Along with favorites Teju Ologboni from Milwaukee, Grammy nominated Christylez (pronounced Chris Styles) Bacon, and renowned storyteller Eshu Bumpers, making their debut appearance in the state and headlining the festival will be will be the performance duo of In the Spirit (vocalist Glenda Zahra Baker and storyteller Emily Hooper Lansana) along with the celebrated cast of the Rhode Island Black Storytellers.
More than 20 years ago, Emily Hooper Lansana and Glenda Zahra Baker came together to form Performance Duo: In the Spirit. They have developed an extensive repertoire of stories that carry us on enthralling journeys. Each performance celebrates the power of the word to connect, uplift and transform. Their interactive, spirit-filled stories and songs engage audiences in a memorable, soulful way.
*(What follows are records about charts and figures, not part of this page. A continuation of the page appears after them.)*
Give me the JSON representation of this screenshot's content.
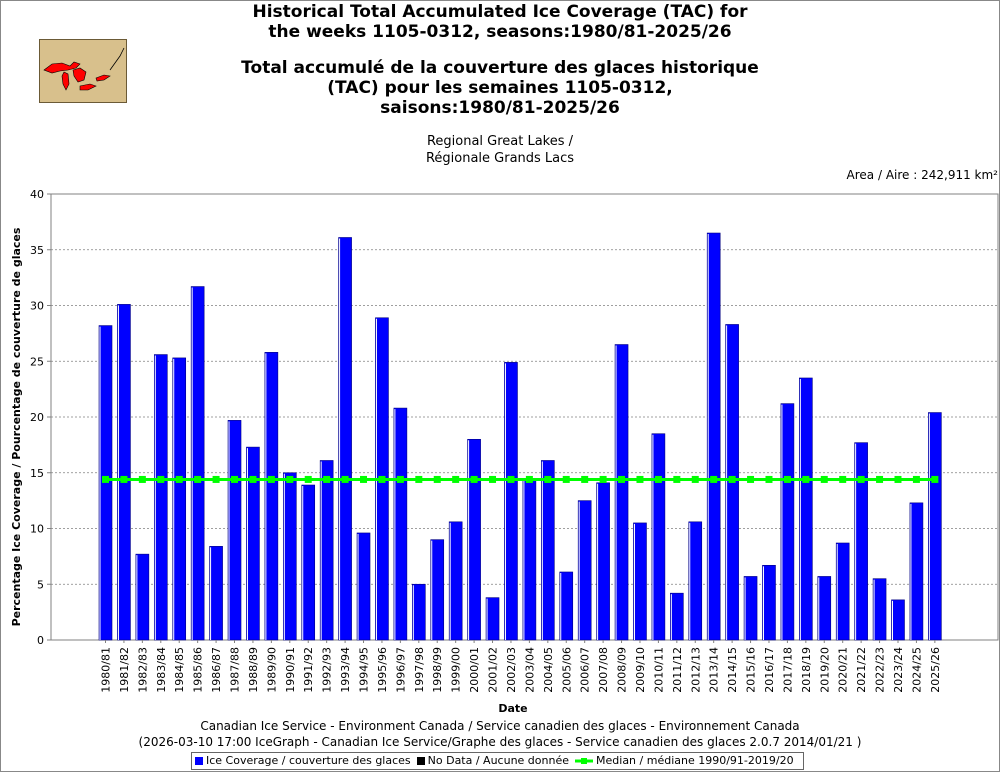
{
  "titles": {
    "en1": "Historical Total Accumulated Ice Coverage (TAC) for",
    "en2": "the weeks 1105-0312, seasons:1980/81-2025/26",
    "fr1": "Total accumulé de la couverture des glaces historique",
    "fr2": "(TAC) pour les semaines 1105-0312,",
    "fr3": "saisons:1980/81-2025/26"
  },
  "region": {
    "line1": "Regional Great Lakes /",
    "line2": "Régionale Grands Lacs"
  },
  "area_label": "Area / Aire : 242,911 km²",
  "footer": {
    "line1": "Canadian Ice Service - Environment Canada / Service canadien des glaces - Environnement Canada",
    "line2": "(2026-03-10 17:00 IceGraph - Canadian Ice Service/Graphe des glaces - Service canadien des glaces 2.0.7 2014/01/21 )"
  },
  "legend": {
    "ice": "Ice Coverage / couverture des glaces",
    "nodata": "No Data / Aucune donnée",
    "median": "Median / médiane 1990/91-2019/20"
  },
  "colors": {
    "bar": "#0000ff",
    "median": "#00ff00",
    "grid": "#808080",
    "map_bg": "#d8c08c",
    "map_lakes": "#ff0000"
  },
  "chart_data": {
    "type": "bar",
    "xlabel": "Date",
    "ylabel": "Percentage Ice Coverage / Pourcentage de couverture de glaces",
    "ylim": [
      0,
      40
    ],
    "yticks": [
      0,
      5,
      10,
      15,
      20,
      25,
      30,
      35,
      40
    ],
    "grid": true,
    "categories": [
      "1980/81",
      "1981/82",
      "1982/83",
      "1983/84",
      "1984/85",
      "1985/86",
      "1986/87",
      "1987/88",
      "1988/89",
      "1989/90",
      "1990/91",
      "1991/92",
      "1992/93",
      "1993/94",
      "1994/95",
      "1995/96",
      "1996/97",
      "1997/98",
      "1998/99",
      "1999/00",
      "2000/01",
      "2001/02",
      "2002/03",
      "2003/04",
      "2004/05",
      "2005/06",
      "2006/07",
      "2007/08",
      "2008/09",
      "2009/10",
      "2010/11",
      "2011/12",
      "2012/13",
      "2013/14",
      "2014/15",
      "2015/16",
      "2016/17",
      "2017/18",
      "2018/19",
      "2019/20",
      "2020/21",
      "2021/22",
      "2022/23",
      "2023/24",
      "2024/25",
      "2025/26"
    ],
    "series": [
      {
        "name": "Ice Coverage / couverture des glaces",
        "values": [
          28.2,
          30.1,
          7.7,
          25.6,
          25.3,
          31.7,
          8.4,
          19.7,
          17.3,
          25.8,
          15.0,
          13.9,
          16.1,
          36.1,
          9.6,
          28.9,
          20.8,
          5.0,
          9.0,
          10.6,
          18.0,
          3.8,
          24.9,
          14.5,
          16.1,
          6.1,
          12.5,
          14.1,
          26.5,
          10.5,
          18.5,
          4.2,
          10.6,
          36.5,
          28.3,
          5.7,
          6.7,
          21.2,
          23.5,
          5.7,
          8.7,
          17.7,
          5.5,
          3.6,
          12.3,
          20.4
        ]
      },
      {
        "name": "Median / médiane 1990/91-2019/20",
        "type": "line",
        "value": 14.4
      }
    ]
  }
}
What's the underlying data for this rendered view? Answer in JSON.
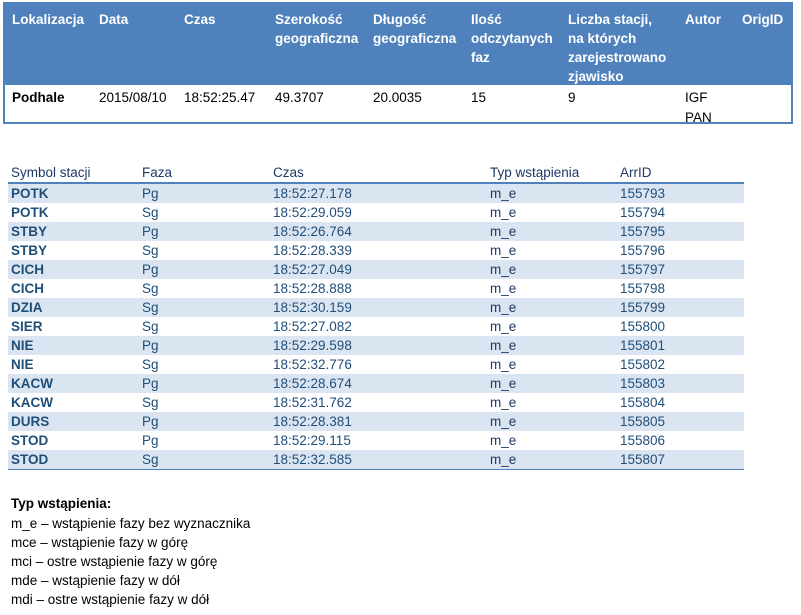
{
  "event_table": {
    "headers": {
      "lokalizacja": "Lokalizacja",
      "data": "Data",
      "czas": "Czas",
      "szerokosc": [
        "Szerokość",
        "geograficzna"
      ],
      "dlugosc": [
        "Długość",
        "geograficzna"
      ],
      "ilosc": [
        "Ilość",
        "odczytanych",
        "faz"
      ],
      "liczba": [
        "Liczba stacji,",
        "na których",
        "zarejestrowano",
        "zjawisko"
      ],
      "autor": "Autor",
      "origid": "OrigID"
    },
    "row": {
      "lokalizacja": "Podhale",
      "data": "2015/08/10",
      "czas": "18:52:25.47",
      "szerokosc": "49.3707",
      "dlugosc": "20.0035",
      "ilosc": "15",
      "liczba": "9",
      "autor": [
        "IGF",
        "PAN"
      ],
      "origid": ""
    }
  },
  "arrivals_table": {
    "headers": {
      "symbol": "Symbol stacji",
      "faza": "Faza",
      "czas": "Czas",
      "typ": "Typ wstąpienia",
      "arrid": "ArrID"
    },
    "rows": [
      {
        "symbol": "POTK",
        "faza": "Pg",
        "czas": "18:52:27.178",
        "typ": "m_e",
        "arrid": "155793"
      },
      {
        "symbol": "POTK",
        "faza": "Sg",
        "czas": "18:52:29.059",
        "typ": "m_e",
        "arrid": "155794"
      },
      {
        "symbol": "STBY",
        "faza": "Pg",
        "czas": "18:52:26.764",
        "typ": "m_e",
        "arrid": "155795"
      },
      {
        "symbol": "STBY",
        "faza": "Sg",
        "czas": "18:52:28.339",
        "typ": "m_e",
        "arrid": "155796"
      },
      {
        "symbol": "CICH",
        "faza": "Pg",
        "czas": "18:52:27.049",
        "typ": "m_e",
        "arrid": "155797"
      },
      {
        "symbol": "CICH",
        "faza": "Sg",
        "czas": "18:52:28.888",
        "typ": "m_e",
        "arrid": "155798"
      },
      {
        "symbol": "DZIA",
        "faza": "Sg",
        "czas": "18:52:30.159",
        "typ": "m_e",
        "arrid": "155799"
      },
      {
        "symbol": "SIER",
        "faza": "Sg",
        "czas": "18:52:27.082",
        "typ": "m_e",
        "arrid": "155800"
      },
      {
        "symbol": "NIE",
        "faza": "Pg",
        "czas": "18:52:29.598",
        "typ": "m_e",
        "arrid": "155801"
      },
      {
        "symbol": "NIE",
        "faza": "Sg",
        "czas": "18:52:32.776",
        "typ": "m_e",
        "arrid": "155802"
      },
      {
        "symbol": "KACW",
        "faza": "Pg",
        "czas": "18:52:28.674",
        "typ": "m_e",
        "arrid": "155803"
      },
      {
        "symbol": "KACW",
        "faza": "Sg",
        "czas": "18:52:31.762",
        "typ": "m_e",
        "arrid": "155804"
      },
      {
        "symbol": "DURS",
        "faza": "Pg",
        "czas": "18:52:28.381",
        "typ": "m_e",
        "arrid": "155805"
      },
      {
        "symbol": "STOD",
        "faza": "Pg",
        "czas": "18:52:29.115",
        "typ": "m_e",
        "arrid": "155806"
      },
      {
        "symbol": "STOD",
        "faza": "Sg",
        "czas": "18:52:32.585",
        "typ": "m_e",
        "arrid": "155807"
      }
    ]
  },
  "legend": {
    "title": "Typ wstąpienia:",
    "items": [
      "m_e – wstąpienie fazy bez wyznacznika",
      "mce – wstąpienie fazy w górę",
      "mci – ostre wstąpienie fazy w górę",
      "mde – wstąpienie fazy w dół",
      "mdi – ostre wstąpienie fazy w dół"
    ]
  },
  "colors": {
    "header_blue": "#4f81bd",
    "row_shade": "#dbe5f1",
    "text_blue": "#1f4e79"
  }
}
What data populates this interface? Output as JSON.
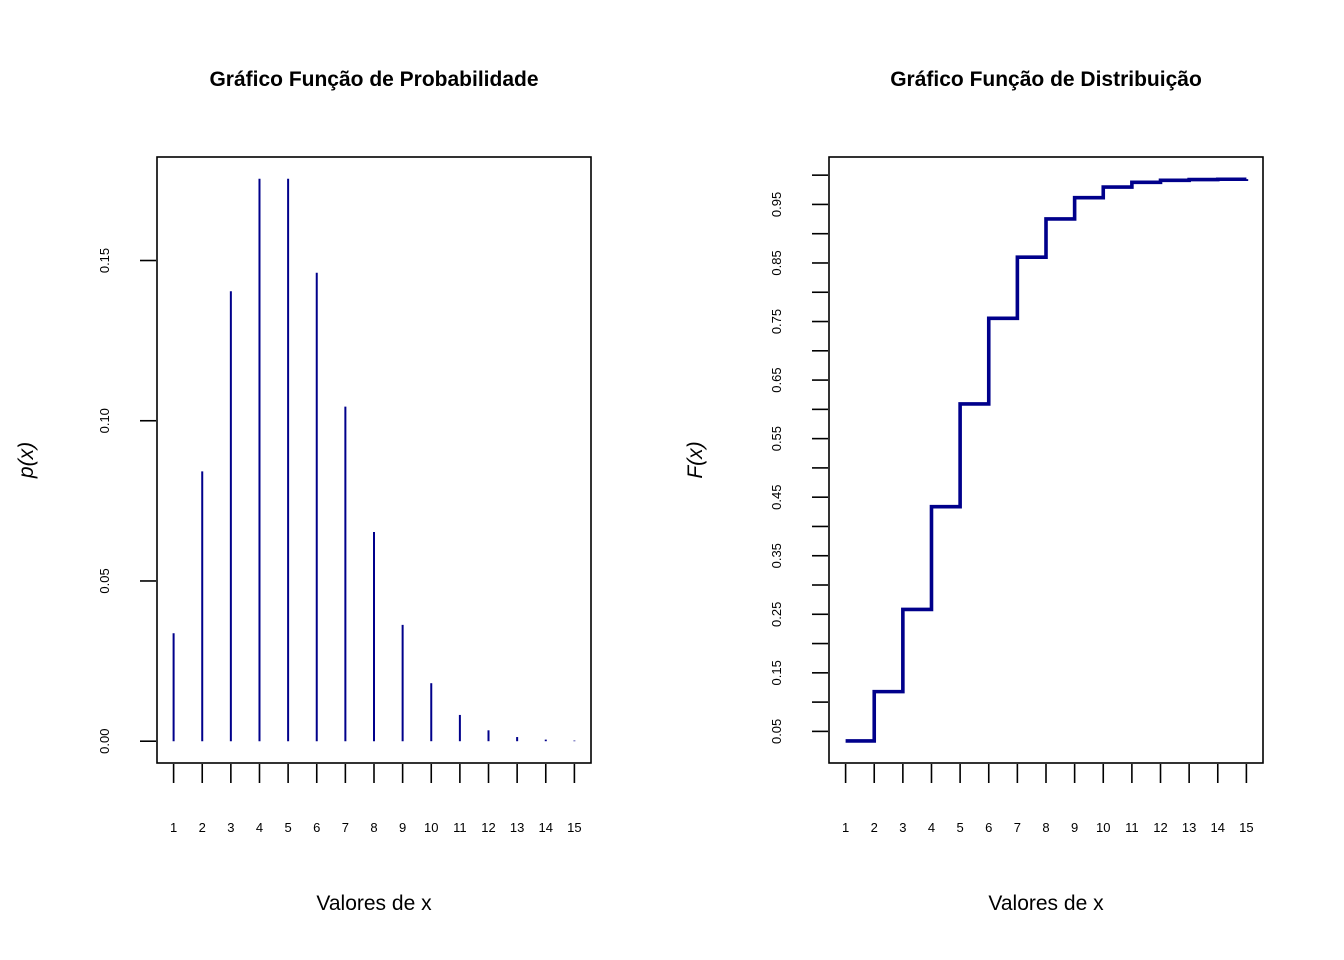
{
  "colors": {
    "series": "#00008B",
    "axis": "#000000",
    "background": "#FFFFFF"
  },
  "chart_data": [
    {
      "type": "bar",
      "style": "vertical-lines",
      "title": "Gráfico Função de Probabilidade",
      "xlabel": "Valores de x",
      "ylabel": "p(x)",
      "categories": [
        "1",
        "2",
        "3",
        "4",
        "5",
        "6",
        "7",
        "8",
        "9",
        "10",
        "11",
        "12",
        "13",
        "14",
        "15"
      ],
      "x": [
        1,
        2,
        3,
        4,
        5,
        6,
        7,
        8,
        9,
        10,
        11,
        12,
        13,
        14,
        15
      ],
      "values": [
        0.0337,
        0.0842,
        0.1404,
        0.1755,
        0.1755,
        0.1462,
        0.1044,
        0.0653,
        0.0363,
        0.0181,
        0.0082,
        0.0034,
        0.0013,
        0.0005,
        0.0002
      ],
      "xlim": [
        0.42,
        15.58
      ],
      "ylim": [
        -0.0068,
        0.1823
      ],
      "yticks": [
        0.0,
        0.05,
        0.1,
        0.15
      ],
      "ytick_labels": [
        "0.00",
        "0.05",
        "0.10",
        "0.15"
      ],
      "grid": false,
      "legend": "none"
    },
    {
      "type": "line",
      "style": "step",
      "title": "Gráfico Função de Distribuição",
      "xlabel": "Valores de x",
      "ylabel": "F(x)",
      "categories": [
        "1",
        "2",
        "3",
        "4",
        "5",
        "6",
        "7",
        "8",
        "9",
        "10",
        "11",
        "12",
        "13",
        "14",
        "15"
      ],
      "x": [
        1,
        2,
        3,
        4,
        5,
        6,
        7,
        8,
        9,
        10,
        11,
        12,
        13,
        14,
        15
      ],
      "values": [
        0.0337,
        0.1179,
        0.2583,
        0.4338,
        0.6093,
        0.7555,
        0.8599,
        0.9252,
        0.9615,
        0.9796,
        0.9878,
        0.9912,
        0.9925,
        0.993,
        0.9932
      ],
      "xlim": [
        0.42,
        15.58
      ],
      "ylim": [
        -0.004,
        1.031
      ],
      "yticks": [
        0.05,
        0.1,
        0.15,
        0.2,
        0.25,
        0.3,
        0.35,
        0.4,
        0.45,
        0.5,
        0.55,
        0.6,
        0.65,
        0.7,
        0.75,
        0.8,
        0.85,
        0.9,
        0.95,
        1.0
      ],
      "ytick_labels": [
        "0.05",
        "",
        "0.15",
        "",
        "0.25",
        "",
        "0.35",
        "",
        "0.45",
        "",
        "0.55",
        "",
        "0.65",
        "",
        "0.75",
        "",
        "0.85",
        "",
        "0.95",
        ""
      ],
      "grid": false,
      "legend": "none"
    }
  ]
}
Highlights of their performance history include: The National Association of Black Storytellers Festival and Conference, The National Storytelling Festival, The Illinois Storytelling Festival, Dance Africa Chicago and a number of museums, community and educational institutions across the country.
I first witnessed this production in 2006, when the featured performers hailed from New Orleans, in support of the tragedy that happened there. The night totally changed my perception of storytelling. The orator’s voice connected everyone in the room until in the silence was weaved a people quilt held together by the single thread of the storyteller’s voice. This is not just for bedtime; because of the magic and level of coziness crafted by orator after orator, by the end of the evening a village was molded from the raw clay of strangers. Now seven years later I can say the momentum has not let up. Year after year I have been thoroughly inspired and I can’t wait to see the gifts brought by Funda 16
I asked Valerie what was the impetus that sparked Funda Fest (Funda meaning to teach and to learn in Zulu and KiSwahili) 16 years ago. “In 1999, The Rhode Island Foundation had an initiative to celebrate black arts and artists in Rhode Island. For years previous to that, RIBS would travel every year to the National Association of Black Storytellers Festival (NABS) and a group pondered having such a thing in Rhode Island.” she said. Storytelling is how we inspire blacks to tell our story in all the dimensions of being human. It’s what gives us hope, and what makes us black while bringing a broader image of being black. She finished.